To allow the Microsoft ODBC Text Driver to read our .DAT files we had to insert the control characters "CR" and "LF" at the end of every record in the database, as this is the Microsoft DOS/Windows standard for marking the "end of a line". The next big change was when we converted to using the .DBF file format in Version 6.4 of ManuSoft.

The .DBF file format defines a "header" that must appear at the start of every file, before the actual data. This header information includes many NULLs and other control codes. But despite these changes over the years the actual data itself inside our data files continues to exclude all control characters.

Because NULLs in particular are a problem in our data files we created a utility called "FixNULLs" which you can use to clean up your data files, changing all NULL characters to the harmless "space" character instead. This utility used to be a very ordinary looking "DOS mode" program which you had to run at the command prompt.

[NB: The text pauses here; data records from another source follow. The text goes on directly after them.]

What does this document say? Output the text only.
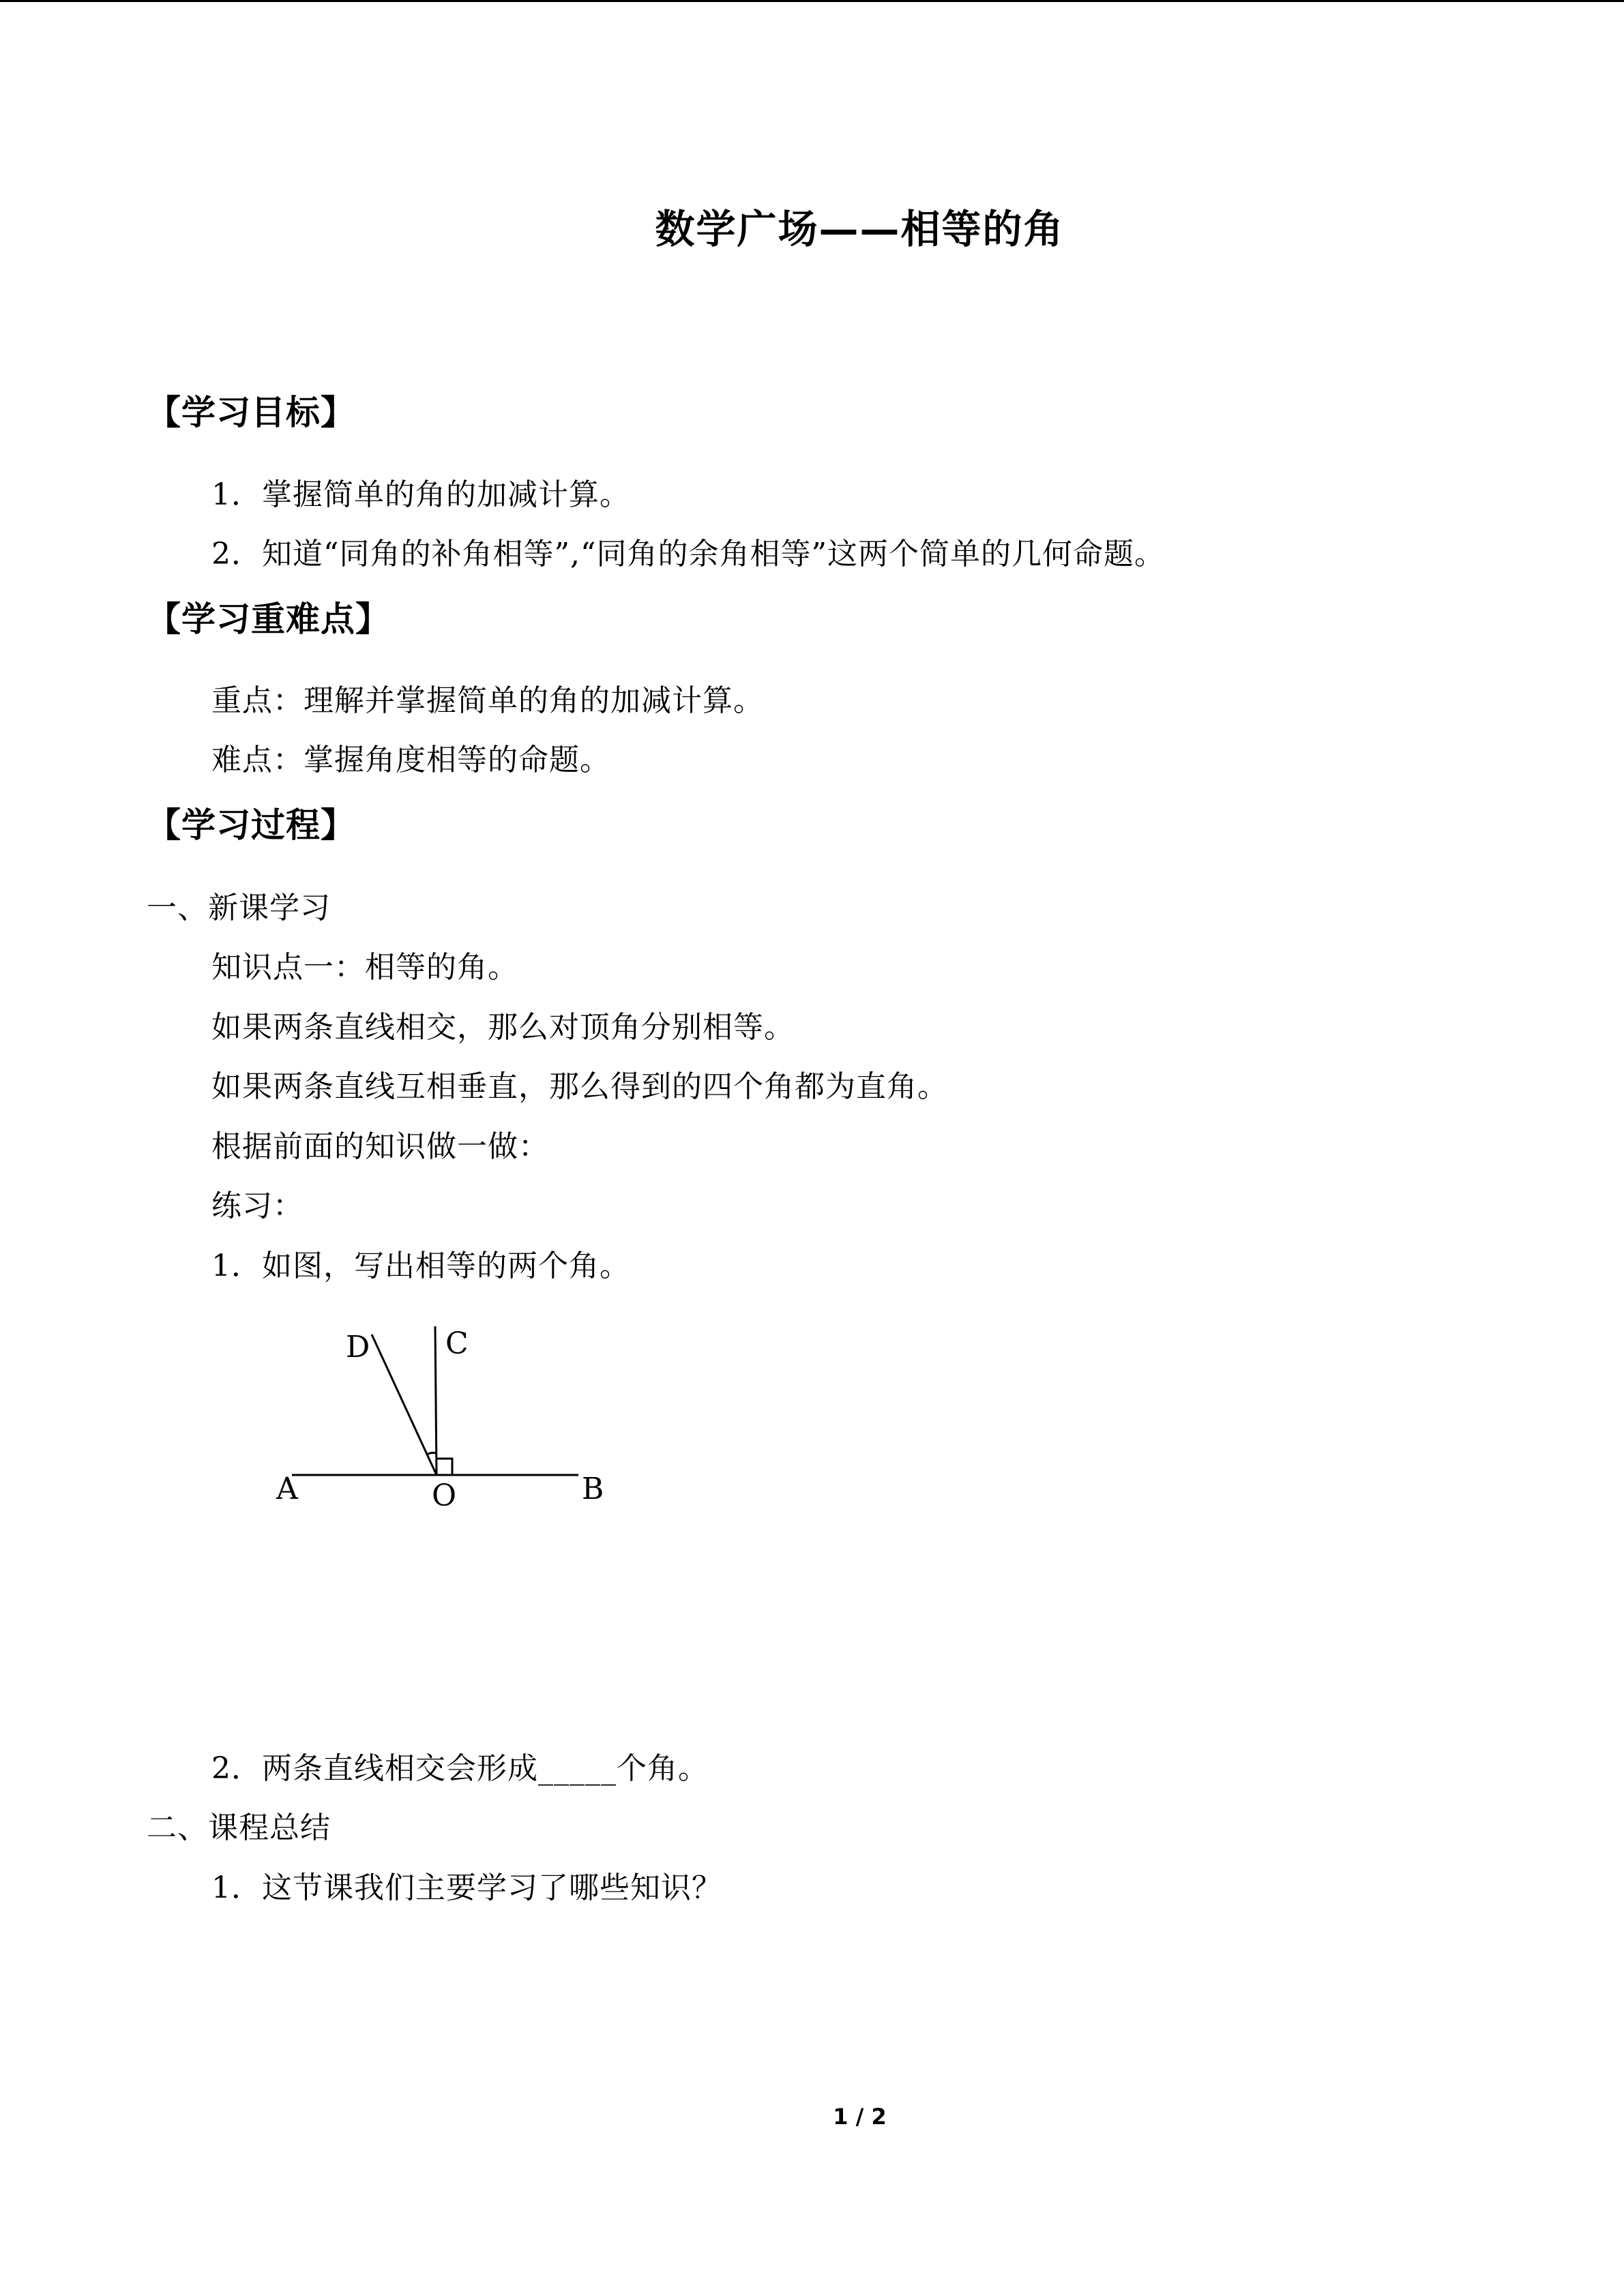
数学广场——相等的角
【学习目标】
1．掌握简单的角的加减计算。
2．知道“同角的补角相等”,“同角的余角相等”这两个简单的几何命题。
【学习重难点】
重点：理解并掌握简单的角的加减计算。
难点：掌握角度相等的命题。
【学习过程】
一、新课学习
知识点一：相等的角。
如果两条直线相交，那么对顶角分别相等。
如果两条直线互相垂直，那么得到的四个角都为直角。
根据前面的知识做一做：
练习：
1．如图，写出相等的两个角。
D	C
A	O	B
2．两条直线相交会形成_____个角。
二、课程总结
1．这节课我们主要学习了哪些知识？
1 / 2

After changing to the .DBF file format this utility has been updated to have a Windows interface and to be a lot more user friendly. You can queue up a number of files to all be checked (by browsing for them, or by drag-and-dropping the files from Windows Explorer) and when run the program gives more feedback and will automatically skip "safe" NULL characters in the the header section of any .DBF files.

The FixNULLs program can be downloaded from the Miscellaneous Files section of the support web site. It would be very hard for you to do any unwitting damage to your data files using this utility, but we would generally recommend you only use it after consulting with ManuSoft Support personnel.